P: Existem avisos sobre a exposição solar durante a toma de Roxazin?

Sim. A informação de segurança regulamentar indica que o Roxazin pode causar fotossensibilidade, o que significa um aumento da sensibilidade física à luz solar. Devido a este efeito, a exposição ao sol pode levar a uma reação cutânea adversa ou erupção cutânea enquanto estiver a tomar o medicamento.

P: O Roxazin tem nomes comerciais diferentes noutros países?

Sim. A substância ativa, o Piroxicam, é uma molécula reconhecida globalmente e é comercializada sob muitas marcas diferentes em todo o mundo. As bases de dados regulamentares mostram que são utilizados vários nomes comerciais, como Feldene e Apo-Piroxicam, dependendo da região.

Como Roxazin deve ser armazenado e descartado?

Como Conservar e Eliminar o Roxazin (Piroxicam)

Os requisitos oficiais de conservação do Roxazin (Piroxicam) foram concebidos para manter a sua estabilidade. O medicamento deve ser mantido no seu recipiente original, bem fechado, e conservado a uma temperatura ambiente controlada, tipicamente entre os 20 °C e os 25 °C. Os locais de armazenamento devem proteger o produto da congelação, da luz e da humidade excessiva, o que implica evitar locais como a casa de banho.

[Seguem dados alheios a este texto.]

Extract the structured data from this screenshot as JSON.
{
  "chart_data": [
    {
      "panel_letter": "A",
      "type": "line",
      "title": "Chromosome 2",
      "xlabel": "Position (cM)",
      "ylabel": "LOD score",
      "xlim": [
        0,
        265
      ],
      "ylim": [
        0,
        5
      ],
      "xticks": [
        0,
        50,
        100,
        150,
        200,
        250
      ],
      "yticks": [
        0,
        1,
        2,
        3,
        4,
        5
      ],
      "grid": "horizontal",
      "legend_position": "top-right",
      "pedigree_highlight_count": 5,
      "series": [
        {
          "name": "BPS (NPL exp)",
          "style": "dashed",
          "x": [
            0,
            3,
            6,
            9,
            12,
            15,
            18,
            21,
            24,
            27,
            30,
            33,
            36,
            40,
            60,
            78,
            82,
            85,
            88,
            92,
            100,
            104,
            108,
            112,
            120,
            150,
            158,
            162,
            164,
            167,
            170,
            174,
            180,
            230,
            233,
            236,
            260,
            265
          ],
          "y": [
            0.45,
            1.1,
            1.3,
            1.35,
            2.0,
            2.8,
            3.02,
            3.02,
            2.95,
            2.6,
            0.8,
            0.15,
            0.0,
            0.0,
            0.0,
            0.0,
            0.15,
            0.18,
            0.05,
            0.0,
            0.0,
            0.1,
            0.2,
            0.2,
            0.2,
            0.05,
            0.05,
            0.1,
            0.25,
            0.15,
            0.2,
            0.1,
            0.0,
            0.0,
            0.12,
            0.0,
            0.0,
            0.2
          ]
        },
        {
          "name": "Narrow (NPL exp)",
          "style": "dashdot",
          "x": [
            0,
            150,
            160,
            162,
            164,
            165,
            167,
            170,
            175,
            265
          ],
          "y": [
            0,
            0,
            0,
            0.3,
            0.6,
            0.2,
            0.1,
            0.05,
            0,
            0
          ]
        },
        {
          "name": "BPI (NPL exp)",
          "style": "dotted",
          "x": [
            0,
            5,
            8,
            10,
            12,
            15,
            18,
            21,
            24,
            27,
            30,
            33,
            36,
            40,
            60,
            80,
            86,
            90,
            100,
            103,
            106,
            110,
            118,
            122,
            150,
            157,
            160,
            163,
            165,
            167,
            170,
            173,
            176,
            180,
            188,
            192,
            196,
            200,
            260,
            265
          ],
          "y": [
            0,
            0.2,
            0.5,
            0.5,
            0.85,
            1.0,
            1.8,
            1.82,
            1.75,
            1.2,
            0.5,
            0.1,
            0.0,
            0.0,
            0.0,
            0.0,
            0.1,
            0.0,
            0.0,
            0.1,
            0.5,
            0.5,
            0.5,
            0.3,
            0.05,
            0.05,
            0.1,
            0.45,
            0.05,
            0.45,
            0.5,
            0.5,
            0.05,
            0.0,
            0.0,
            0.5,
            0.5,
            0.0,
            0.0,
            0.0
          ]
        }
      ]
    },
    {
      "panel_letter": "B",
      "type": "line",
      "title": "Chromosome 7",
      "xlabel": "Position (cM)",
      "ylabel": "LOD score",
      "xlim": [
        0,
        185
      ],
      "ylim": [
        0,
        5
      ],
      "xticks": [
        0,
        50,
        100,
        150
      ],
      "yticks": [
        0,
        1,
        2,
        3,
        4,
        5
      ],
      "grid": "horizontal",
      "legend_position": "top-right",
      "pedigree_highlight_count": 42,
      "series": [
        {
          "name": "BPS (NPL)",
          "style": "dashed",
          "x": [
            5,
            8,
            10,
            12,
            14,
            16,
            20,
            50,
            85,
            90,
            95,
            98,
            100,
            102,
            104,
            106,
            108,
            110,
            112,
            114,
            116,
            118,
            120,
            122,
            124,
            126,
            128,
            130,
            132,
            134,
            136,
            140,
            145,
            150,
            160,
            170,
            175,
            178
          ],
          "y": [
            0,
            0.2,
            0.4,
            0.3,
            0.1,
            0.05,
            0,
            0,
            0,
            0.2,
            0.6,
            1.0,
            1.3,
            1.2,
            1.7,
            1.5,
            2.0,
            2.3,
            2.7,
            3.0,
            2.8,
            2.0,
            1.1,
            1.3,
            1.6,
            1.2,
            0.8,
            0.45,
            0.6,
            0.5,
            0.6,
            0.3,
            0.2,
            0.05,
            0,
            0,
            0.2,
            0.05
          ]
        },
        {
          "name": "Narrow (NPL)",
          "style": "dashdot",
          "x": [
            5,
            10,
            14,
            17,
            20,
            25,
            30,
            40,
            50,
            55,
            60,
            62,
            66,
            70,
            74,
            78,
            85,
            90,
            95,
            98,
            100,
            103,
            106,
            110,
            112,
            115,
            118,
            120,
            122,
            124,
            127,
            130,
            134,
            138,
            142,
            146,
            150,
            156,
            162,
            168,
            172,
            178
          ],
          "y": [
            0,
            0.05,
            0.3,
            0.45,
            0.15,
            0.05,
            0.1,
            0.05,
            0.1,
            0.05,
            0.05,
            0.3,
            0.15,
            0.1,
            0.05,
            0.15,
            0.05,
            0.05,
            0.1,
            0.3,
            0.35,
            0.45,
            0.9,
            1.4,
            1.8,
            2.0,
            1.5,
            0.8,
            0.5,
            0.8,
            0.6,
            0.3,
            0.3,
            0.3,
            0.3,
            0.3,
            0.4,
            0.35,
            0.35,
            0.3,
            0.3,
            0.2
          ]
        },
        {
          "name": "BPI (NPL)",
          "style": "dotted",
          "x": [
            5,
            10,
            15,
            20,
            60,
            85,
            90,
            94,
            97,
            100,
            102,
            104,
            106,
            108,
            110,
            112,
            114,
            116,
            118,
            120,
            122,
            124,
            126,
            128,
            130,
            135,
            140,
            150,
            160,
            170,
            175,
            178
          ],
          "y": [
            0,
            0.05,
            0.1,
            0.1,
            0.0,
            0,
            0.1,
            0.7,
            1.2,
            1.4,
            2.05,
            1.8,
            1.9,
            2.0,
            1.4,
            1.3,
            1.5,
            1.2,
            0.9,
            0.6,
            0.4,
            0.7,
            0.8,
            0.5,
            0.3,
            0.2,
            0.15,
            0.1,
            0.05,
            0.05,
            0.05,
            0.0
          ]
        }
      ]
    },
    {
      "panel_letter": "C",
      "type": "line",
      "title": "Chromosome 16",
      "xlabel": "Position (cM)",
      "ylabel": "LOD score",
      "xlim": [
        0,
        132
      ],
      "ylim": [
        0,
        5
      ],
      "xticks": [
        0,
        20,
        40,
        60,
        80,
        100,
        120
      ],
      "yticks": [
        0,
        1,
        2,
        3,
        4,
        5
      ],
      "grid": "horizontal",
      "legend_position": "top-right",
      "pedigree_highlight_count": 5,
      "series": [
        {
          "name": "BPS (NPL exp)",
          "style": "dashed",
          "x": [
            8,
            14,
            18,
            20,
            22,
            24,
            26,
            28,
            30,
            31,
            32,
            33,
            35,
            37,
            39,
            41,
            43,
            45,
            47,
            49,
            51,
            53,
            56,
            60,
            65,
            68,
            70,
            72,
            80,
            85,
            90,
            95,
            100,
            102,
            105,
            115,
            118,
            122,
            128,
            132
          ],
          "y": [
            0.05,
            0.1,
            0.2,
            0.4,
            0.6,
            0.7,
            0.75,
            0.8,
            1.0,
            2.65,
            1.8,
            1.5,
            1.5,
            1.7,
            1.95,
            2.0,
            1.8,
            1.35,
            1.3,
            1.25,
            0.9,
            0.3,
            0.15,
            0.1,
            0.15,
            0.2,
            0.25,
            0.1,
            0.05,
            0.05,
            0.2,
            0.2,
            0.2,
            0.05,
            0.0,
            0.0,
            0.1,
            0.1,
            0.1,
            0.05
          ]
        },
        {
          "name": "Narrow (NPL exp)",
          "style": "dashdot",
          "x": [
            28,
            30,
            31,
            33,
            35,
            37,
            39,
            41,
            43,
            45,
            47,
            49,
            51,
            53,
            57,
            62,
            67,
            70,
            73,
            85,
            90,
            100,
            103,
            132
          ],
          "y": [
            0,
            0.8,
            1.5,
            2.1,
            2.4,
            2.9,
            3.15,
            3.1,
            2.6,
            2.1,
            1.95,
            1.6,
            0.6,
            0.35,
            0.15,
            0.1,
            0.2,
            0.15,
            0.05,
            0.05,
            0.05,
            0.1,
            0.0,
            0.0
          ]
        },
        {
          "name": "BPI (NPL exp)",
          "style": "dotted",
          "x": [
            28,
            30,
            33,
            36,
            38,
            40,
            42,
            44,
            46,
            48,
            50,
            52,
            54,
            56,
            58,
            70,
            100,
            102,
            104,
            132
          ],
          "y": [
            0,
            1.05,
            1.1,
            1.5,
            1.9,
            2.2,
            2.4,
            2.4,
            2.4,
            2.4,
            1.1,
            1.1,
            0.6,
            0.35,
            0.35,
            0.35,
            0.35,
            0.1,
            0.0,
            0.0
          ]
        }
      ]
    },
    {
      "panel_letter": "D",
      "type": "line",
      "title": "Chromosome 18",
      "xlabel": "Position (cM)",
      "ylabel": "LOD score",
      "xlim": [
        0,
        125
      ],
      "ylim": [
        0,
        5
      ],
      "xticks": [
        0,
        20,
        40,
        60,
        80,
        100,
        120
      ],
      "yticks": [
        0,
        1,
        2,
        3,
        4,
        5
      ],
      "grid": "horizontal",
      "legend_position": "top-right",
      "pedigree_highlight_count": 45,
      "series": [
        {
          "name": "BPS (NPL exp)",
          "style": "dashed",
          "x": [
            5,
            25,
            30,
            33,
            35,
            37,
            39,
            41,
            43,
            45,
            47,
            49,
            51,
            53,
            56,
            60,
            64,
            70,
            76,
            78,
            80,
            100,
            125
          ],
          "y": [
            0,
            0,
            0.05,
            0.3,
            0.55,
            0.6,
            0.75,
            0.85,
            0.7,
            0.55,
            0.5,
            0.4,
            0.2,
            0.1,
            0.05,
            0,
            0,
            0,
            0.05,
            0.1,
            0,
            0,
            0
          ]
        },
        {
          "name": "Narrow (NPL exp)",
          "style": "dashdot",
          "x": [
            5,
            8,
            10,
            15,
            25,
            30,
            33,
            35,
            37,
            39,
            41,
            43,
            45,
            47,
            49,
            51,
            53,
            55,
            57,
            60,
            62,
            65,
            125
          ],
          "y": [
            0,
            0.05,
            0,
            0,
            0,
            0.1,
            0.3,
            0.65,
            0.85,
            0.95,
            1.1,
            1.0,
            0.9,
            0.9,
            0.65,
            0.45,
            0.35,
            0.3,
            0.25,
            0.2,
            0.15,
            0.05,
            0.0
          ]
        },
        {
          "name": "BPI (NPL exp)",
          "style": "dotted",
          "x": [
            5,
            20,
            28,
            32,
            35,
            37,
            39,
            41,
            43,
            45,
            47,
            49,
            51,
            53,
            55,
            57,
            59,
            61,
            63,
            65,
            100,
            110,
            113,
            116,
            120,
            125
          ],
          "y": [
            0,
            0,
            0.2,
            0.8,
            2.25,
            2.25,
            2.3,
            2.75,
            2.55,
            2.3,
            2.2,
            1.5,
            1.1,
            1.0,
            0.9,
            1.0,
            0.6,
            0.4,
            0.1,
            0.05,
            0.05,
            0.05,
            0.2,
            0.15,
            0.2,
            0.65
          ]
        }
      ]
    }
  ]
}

Segurança Infantil e Eliminação

Por razões de segurança, todos os medicamentos devem ser guardados fora da vista e do alcance das crianças. O Roxazin fora do prazo de validade ou não utilizado deve ser eliminado adequadamente. O método preferencial é a utilização de um programa comunitário de retoma de medicamentos. Se não estiver disponível uma opção de recolha, o produto não utilizado deve ser misturado com uma substância desagradável, selado num recipiente e colocado no lixo doméstico. Não deve deitar o medicamento na sanita, a menos que tal seja especificamente indicado na rotulagem oficial.

Atenção! Sempre consulte um médico ou farmacêutico antes de usar pílulas ou medicamentos.